September Wallingford, clinical nurse on Tower 15CD and advocate for value-based health care
September Wallingford, MSN, RN, a clinical nurse on Tower 15CD and operations director for Costs of Care, shares her perspective on the shift to value-based health care and the importance of interprofessional communication in creating value. Costs of Care is a nonprofit organization that curates insights from the frontlines of health care to help delivery systems provide better care at lower cost.
What is value-based health care?
At Costs of Care, we define value as safe, high-quality care that is affordable and delivered as part of a positive experience for patients and families.
What inspired you to advocate for value-based care?

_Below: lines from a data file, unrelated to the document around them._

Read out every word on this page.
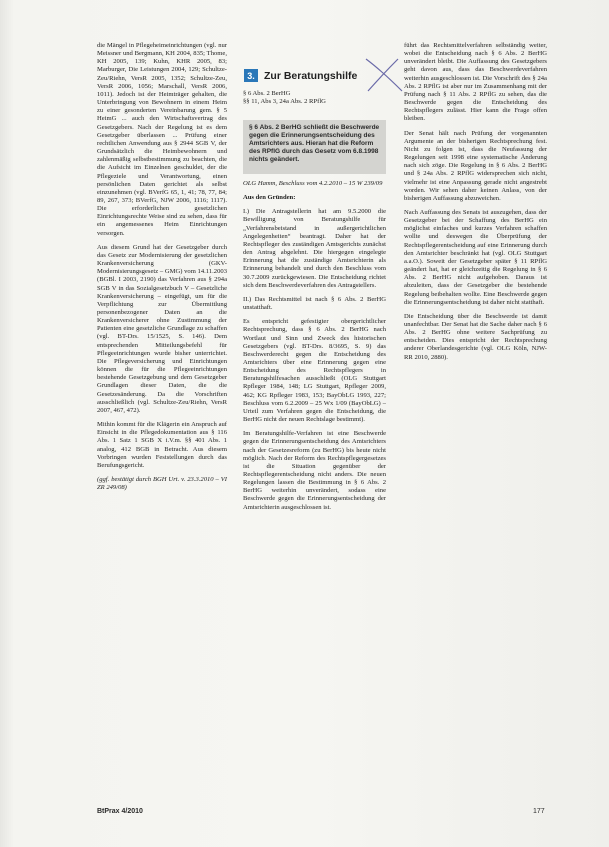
die Mängel in Pflegeheimeinrichtungen (vgl. nur Meissner und Bergmann, KH 2004, 835; Thome, KH 2005, 139; Kuhn, KHR 2005, 83; Marburger, Die Leistungen 2004, 129; Schultze-Zeu/Riehn, VersR 2005, 1352; Schultze-Zeu, VersR 2006, 1056; Marschall, VersR 2006, 1011). Jedoch ist der Heimträger gehalten, die Unterbringung von Bewohnern in einem Heim zu einer gesonderten Vereinbarung gem. § 5 HeimG ... auch den Wirtschaftsvertrag des Gesetzgebers. Nach der Regelung ist es dem Gesetzgeber überlassen ... Prüfung einer rechtlichen Anwendung aus § 2944 SGB V, der Grundsätzlich die Heimbewohnern und zahlenmäßig selbstbestimmung zu beachten, die die Aufsicht im Einzelnen geschuldet, der die Pflegeziele und Verantwortung, einen persönlichen Daten gerichtet als selbst einzunehmen (vgl. BVerfG 65, 1, 41; 78, 77, 84; 89, 267, 373; BVerfG, NJW 2006, 1116; 1117). Die erforderlichen gesetzlichen Einrichtungsrechte Weise sind zu sehen, dass für ein angemessenes Heim Einrichtungen versorgen.

Aus diesem Grund hat der Gesetzgeber durch das Gesetz zur Modernisierung der gesetzlichen Krankenversicherung (GKV-Modernisierungsgesetz – GMG) vom 14.11.2003 (BGBl. I 2003, 2190) das Verfahren aus § 294a SGB V in das Sozialgesetzbuch V – Gesetzliche Krankenversicherung – eingefügt, um für die Verpflichtung zur Übermittlung personenbezogener Daten an die Krankenversicherer ohne Zustimmung der Patienten eine gesetzliche Grundlage zu schaffen (vgl. BT-Drs. 15/1525, S. 146). Dem entsprechenden Mitteilungsbefehl für Pflegeeinrichtungen wurde bisher unterrichtet. Die Pflegeversicherung und Einrichtungen können die für die Pflegeeinrichtungen bestehende Gesetzgebung und dem Gesetzgeber Grundlagen dieser Daten, die die Gesetzesänderung. Da die Vorschriften ausschließlich (vgl. Schultze-Zeu/Riehn, VersR 2007, 467, 472).

Mithin kommt für die Klägerin ein Anspruch auf Einsicht in die Pflegedokumentation aus § 116 Abs. 1 Satz 1 SGB X i.V.m. §§ 401 Abs. 1 analog, 412 BGB in Betracht. Aus diesem Vorbringen wurden Feststellungen durch das Berufungsgericht.

(ggf. bestätigt durch BGH Urt. v. 23.3.2010 – VI ZR 249/08)

3. Zur Beratungshilfe
§ 6 Abs. 2 BerHG
§§ 11, Abs 3, 24a Abs. 2 RPflG
§ 6 Abs. 2 BerHG schließt die Beschwerde gegen die Erinnerungsentscheidung des Amtsrichters aus. Hieran hat die Reform des RPflG durch das Gesetz vom 6.8.1998 nichts geändert.

OLG Hamm, Beschluss vom 4.2.2010 – 15 W 239/09

Aus den Gründen:

I.) Die Antragstellerin hat am 9.5.2000 die Bewilligung von Beratungshilfe für „Verfahrensbeistand in außergerichtlichen Angelegenheiten“ beantragt. Daher hat der Rechtspfleger des zuständigen Amtsgerichts zunächst den Antrag abgelehnt. Die hiergegen eingelegte Erinnerung hat die zuständige Amtsrichterin als Erinnerung behandelt und durch den Beschluss vom 30.7.2009 zurückgewiesen. Die Entscheidung richtet sich dem Beschwerdeverfahren des Antragstellers.

II.) Das Rechtsmittel ist nach § 6 Abs. 2 BerHG unstatthaft.

Es entspricht gefestigter obergerichtlicher Rechtsprechung, dass § 6 Abs. 2 BerHG nach Wortlaut und Sinn und Zweck des historischen Gesetzgebers (vgl. BT-Drs. 8/3695, S. 9) das Beschwerderecht gegen die Entscheidung des Amtsrichters über eine Erinnerung gegen eine Entscheidung des Rechtspflegers in Beratungshilfesachen ausschließt (OLG Stuttgart Rpfleger 1984, 148; LG Stuttgart, Rpfleger 2009, 462; KG Rpfleger 1983, 153; BayObLG 1993, 227; Beschluss vom 6.2.2009 – 25 Wx 1/09 (BayObLG) – Urteil zum Verfahren gegen die Entscheidung, die BerHG nicht der neuen Rechtslage bestimmt).

Im Beratungshilfe-Verfahren ist eine Beschwerde gegen die Erinnerungsentscheidung des Amtsrichters nach der Gesetzesreform (zu BerHG) bis heute nicht möglich. Nach der Reform des Rechtspflegergesetzes ist die Situation gegenüber der Rechtspflegerentscheidung nicht anders. Die neuen Regelungen lassen die Bestimmung in § 6 Abs. 2 BerHG weiterhin unverändert, sodass eine Beschwerde gegen die Erinnerungsentscheidung der Amtsrichterin ausgeschlossen ist.

führt das Rechtsmittelverfahren selbständig weiter, wobei die Entscheidung nach § 6 Abs. 2 BerHG unverändert bleibt. Die Auffassung des Gesetzgebers geht davon aus, dass das Beschwerdeverfahren weiterhin ausgeschlossen ist. Die Vorschrift des § 24a Abs. 2 RPflG ist aber nur im Zusammenhang mit der Prüfung nach § 11 Abs. 2 RPflG zu sehen, das die Beschwerde gegen die Entscheidung des Rechtspflegers zulässt. Hier kann die Frage offen bleiben.

Der Senat hält nach Prüfung der vorgenannten Argumente an der bisherigen Rechtsprechung fest. Nicht zu folgen ist, dass die Neufassung der Regelungen seit 1998 eine systematische Änderung nach sich zöge. Die Regelung in § 6 Abs. 2 BerHG und § 24a Abs. 2 RPflG widersprechen sich nicht, vielmehr ist eine Anpassung gerade nicht angestrebt worden. Wir sehen daher keinen Anlass, von der bisherigen Auffassung abzuweichen.

Nach Auffassung des Senats ist auszugehen, dass der Gesetzgeber bei der Schaffung des BerHG ein möglichst einfaches und kurzes Verfahren schaffen wollte und deswegen die Überprüfung der Rechtspflegerentscheidung auf eine Erinnerung durch den Amtsrichter beschränkt hat (vgl. OLG Stuttgart a.a.O.). Soweit der Gesetzgeber später § 11 RPflG geändert hat, hat er gleichzeitig die Regelung in § 6 Abs. 2 BerHG nicht aufgehoben. Daraus ist abzuleiten, dass der Gesetzgeber die bestehende Regelung beibehalten wollte. Eine Beschwerde gegen die Erinnerungsentscheidung ist daher nicht statthaft.

Die Entscheidung über die Beschwerde ist damit unanfechtbar. Der Senat hat die Sache daher nach § 6 Abs. 2 BerHG ohne weitere Sachprüfung zu entscheiden. Dies entspricht der Rechtsprechung anderer Oberlandesgerichte (vgl. OLG Köln, NJW-RR 2010, 2880).

BtPrax 4/2010	177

It’s no secret that the nation’s health care costs are spiraling out of control, for a number of reasons, and medical bills are one of the leading causes of personal bankruptcy. Everything we do for our patients costs money, and often, that care causes our patients to shoulder substantial out-of-pocket costs, whether in the form of higher deductibles and copayments or increasing coinsurance rates.
There’s said to be over $100 billion dollars spent each year on medical care that can be considered overtreatment or unnecessary. This means it didn’t need to be done in the first place. Perhaps it wouldn’t have changed the outcome or it could have been replaced with less expensive medical care for the same result, or it was something the patient and family didn’t really want.
And when you start to think about all of the examples you see every day of “overtreatment” or “unnecessary” care – daily labs, telemetry, X-rays, medications, CT scans, ultrasounds, etc. – you can’t help but want to get involved and create positive change.
Why is more care not always better?
Overtreatment and unnecessary care can cause patients to experience significant financial strain, missed work, increased anxiety and a cascade of interventions — all without a significant improvement in health outcomes. For example, a CT scan that wasn’t really indicated or clinically necessary may show an “incidental mass,” leading to a series of other tests. In the end, this may not result in any substantial change to the plan of care, except for increasing costs and stress and anxiety for the patient and family.
How can bedside nurses and Patient Care Services staff help create value?
Costs of Care focuses on improving value by changing how we deliver care.
We operate under the principle that those of us who are on the frontlines of care are best positioned to provide significant insights into how to better deliver care that leads to value. We should share our insights with leaders.
One way that you can help create value is when you see an ordered test, treatment or procedure in your patient’s chart. Ask yourself, “Does this add value to this patient’s plan of care?” If you have doubt that it adds value, then ask the same question to the ordering clinician to open up the conversation.
Can you provide an example of value improvement?
One example that sticks out in my mind is how a nurse leader in quality improvement at another hospital engaged a team of clinical nurses and physicians to review and revise their unit’s telemetry monitoring practice. Telemetry is a heavily over-utilized, often unnecessary treatment used in clinical practice, according to a Choosing Wisely guideline from the Society of Hospital Medicine. These guidelines state that continuous telemetry outside of the intensive care unit should only be used if clinically necessary, as it can lead to increases in cost of care as well as false positives.
Based on this recommendation, the team collaborated to decrease inappropriate telemetry use on their unit, resulting in better patient management. Due to the success of this unit-based project, the revised telemetry protocol was implemented hospital wide.